Probably not; in fact, there are already signs they’re tapering off. Express Scripts reported that the unit cost of Lantus dropped by nearly 14 percent last year.

“The manufacturers are beginning to feel the heat with respect to the prices of insulin,” Herman said.

But Herman emphasized that questions remain unanswered about how to properly price a drug that many diabetics need to stay alive. “What is the value of insulin? It’s the value of a human life,” he said. “So how do you set a fair market price on it?”

  • I have been a diabetic for nearly 45 years. I have seen the insulin prices go up hundreds of percent but the more costly insulin doesn’t make me any healthier. They don’t want to find a cure because with the growing number of diabetics this is an easy way to make money and rip off those with the diabetes. Generics should be granted and get this problem out of the political arena.

  • There is an ultra rapid acting insulin for mealtime that is inhaled called Afrezza and since it was FDA approved in 2014 price has remained the same. Unfortunately, Sanofi licensed it then gave up on it because it focused on Toujeo formerly Lantus. Now Mannkind, the developer of Afrezza, has regain the rights to Afrezza and is not even mentioned on this article. Mannkind is struggling on getting Afrezza to market after Sanofi terminated license agreement in 1/2016. Insurance and endocrinologist are also to blame because they don’t want to prescribe or cover #afrezza. Diabetics are having a hard time getting this miracle drug. I believe Big Pharma also force or buyout insurance companies on pushing their products over anything else i.e. generic, inhaled, etc. Anyway check out afrezza on Twitter and see how it’s changing lives for diabetics. Maybe the author of this article can cover why insurance companies and endocrinologist are not prescribing afrezza.

  • I take lantus once daily. My problem is waste. By the time I have to reorder I have only used 1/8 of a vial before disposing of the rest of it.

    Why don’t they have smaller vials for people who need smaller doses. I only use 5 to 6 units per day?

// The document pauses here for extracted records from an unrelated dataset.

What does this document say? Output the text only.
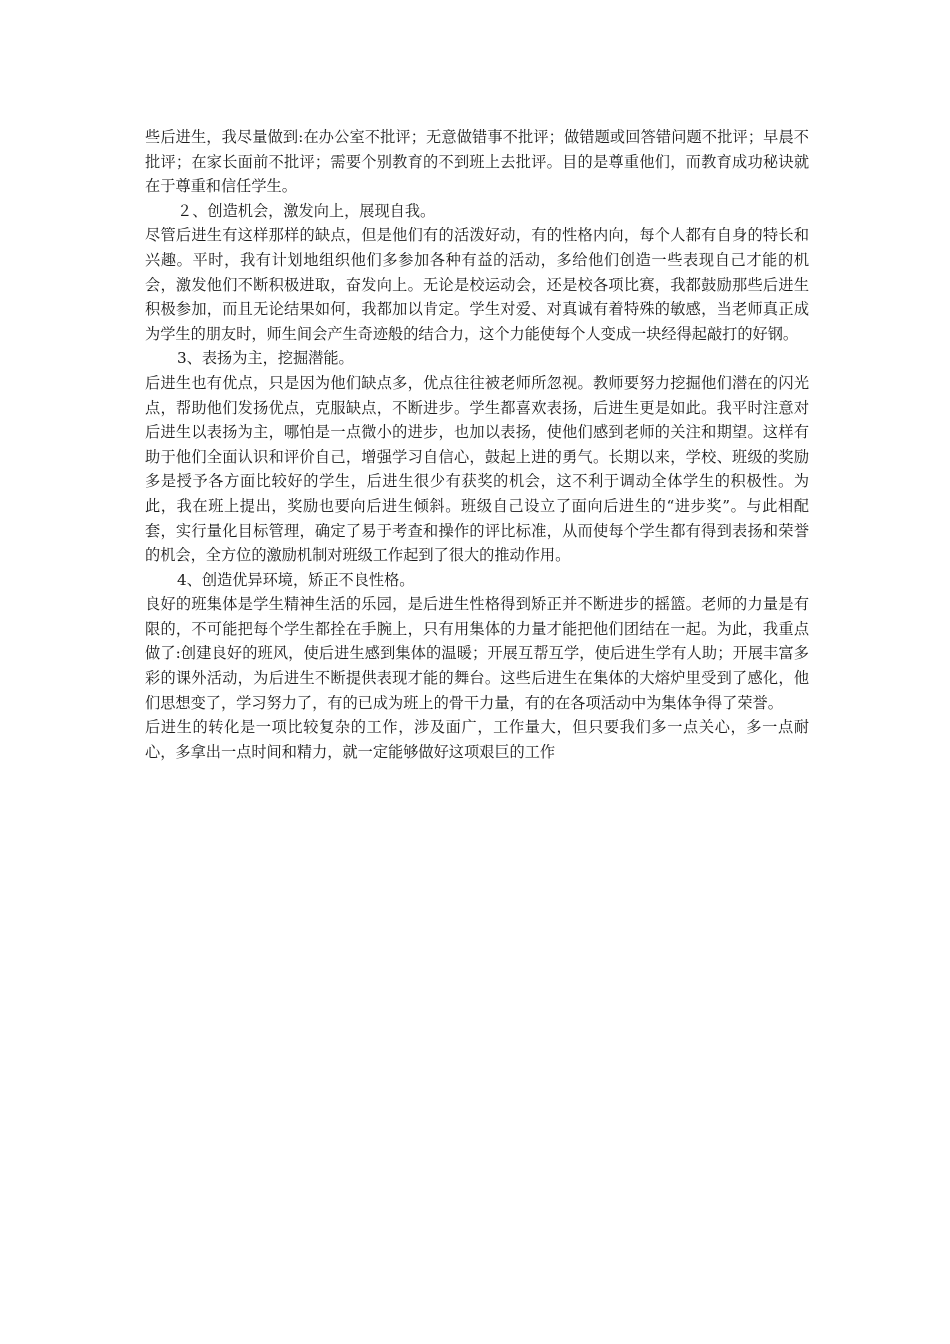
些后进生，我尽量做到:在办公室不批评；无意做错事不批评；做错题或回答错问题不批评；早晨不批评；在家长面前不批评；需要个别教育的不到班上去批评。目的是尊重他们，而教育成功秘诀就在于尊重和信任学生。

２、创造机会，激发向上，展现自我。

尽管后进生有这样那样的缺点，但是他们有的活泼好动，有的性格内向，每个人都有自身的特长和兴趣。平时，我有计划地组织他们多参加各种有益的活动，多给他们创造一些表现自己才能的机会，激发他们不断积极进取，奋发向上。无论是校运动会，还是校各项比赛，我都鼓励那些后进生积极参加，而且无论结果如何，我都加以肯定。学生对爱、对真诚有着特殊的敏感，当老师真正成为学生的朋友时，师生间会产生奇迹般的结合力，这个力能使每个人变成一块经得起敲打的好钢。

3、表扬为主，挖掘潜能。

后进生也有优点，只是因为他们缺点多，优点往往被老师所忽视。教师要努力挖掘他们潜在的闪光点，帮助他们发扬优点，克服缺点，不断进步。学生都喜欢表扬，后进生更是如此。我平时注意对后进生以表扬为主，哪怕是一点微小的进步，也加以表扬，使他们感到老师的关注和期望。这样有助于他们全面认识和评价自己，增强学习自信心，鼓起上进的勇气。长期以来，学校、班级的奖励多是授予各方面比较好的学生，后进生很少有获奖的机会，这不利于调动全体学生的积极性。为此，我在班上提出，奖励也要向后进生倾斜。班级自己设立了面向后进生的“进步奖”。与此相配套，实行量化目标管理，确定了易于考查和操作的评比标准，从而使每个学生都有得到表扬和荣誉的机会，全方位的激励机制对班级工作起到了很大的推动作用。

4、创造优异环境，矫正不良性格。

良好的班集体是学生精神生活的乐园，是后进生性格得到矫正并不断进步的摇篮。老师的力量是有限的，不可能把每个学生都拴在手腕上，只有用集体的力量才能把他们团结在一起。为此，我重点做了:创建良好的班风，使后进生感到集体的温暖；开展互帮互学，使后进生学有人助；开展丰富多彩的课外活动，为后进生不断提供表现才能的舞台。这些后进生在集体的大熔炉里受到了感化，他们思想变了，学习努力了，有的已成为班上的骨干力量，有的在各项活动中为集体争得了荣誉。

后进生的转化是一项比较复杂的工作，涉及面广，工作量大，但只要我们多一点关心，多一点耐心，多拿出一点时间和精力，就一定能够做好这项艰巨的工作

  • It is beyond my comprehension why insulin is not produced by yeast in this day and age. The DNA sequence has long been identified and insertion into microorganisms is not difficult. This stuff should be cheap by now.

  • Insurance company discounts at Pharmacy are based on Retail pricing
    By that, as I understand, Medicaid Medicare and all commercial insurance
    So if you have a particular insurance you will get a set discounted price
    This set discounted price is sometimes higher if you paid cash ( like I have to with 7200 deductible) with your insurance discounts than with say for example with SAMs discount or Walgreens discount card !
    Totally messed up system !
    However, problem is that when you don’t have insurance and no other discount. You will pay a highly inflated retail cost at pharmacy on which all the discounts are based.
    Pharmacy has to charge you that amount cause if they charge you discounted price ( like they do insurance companies) they will be accused of price goaching to Medicare and insurance companies
    We need one price model – all negotiated and level copays – depending on plans
    This will never happen- politicians and pharma lobby in short –

  • These prices are amazingly inflated compared to what the English NHS pays. A single payer can negotiate far lower costs, and if it’s the government it means no “middleman”. For me, as a T1D for 40 years, it means my doctor prescribes the insulin that is best clinically for me, cost is not a consideration. Every way you look at it, universal, tax funded healthcare is the best solution. Incidentally, the NHS is open about costs (they are published online) and medicine usage (monthly pseudonymised data is published of *every* prescription dispensed), public oversight and scrutiny is an important aspect.

  • An investigation of the middleman or pharmacy benefit managers should be undertaken . The entire job they play and the exorbitant pays they garner should abolished and replaced with a system directed toward better patient care.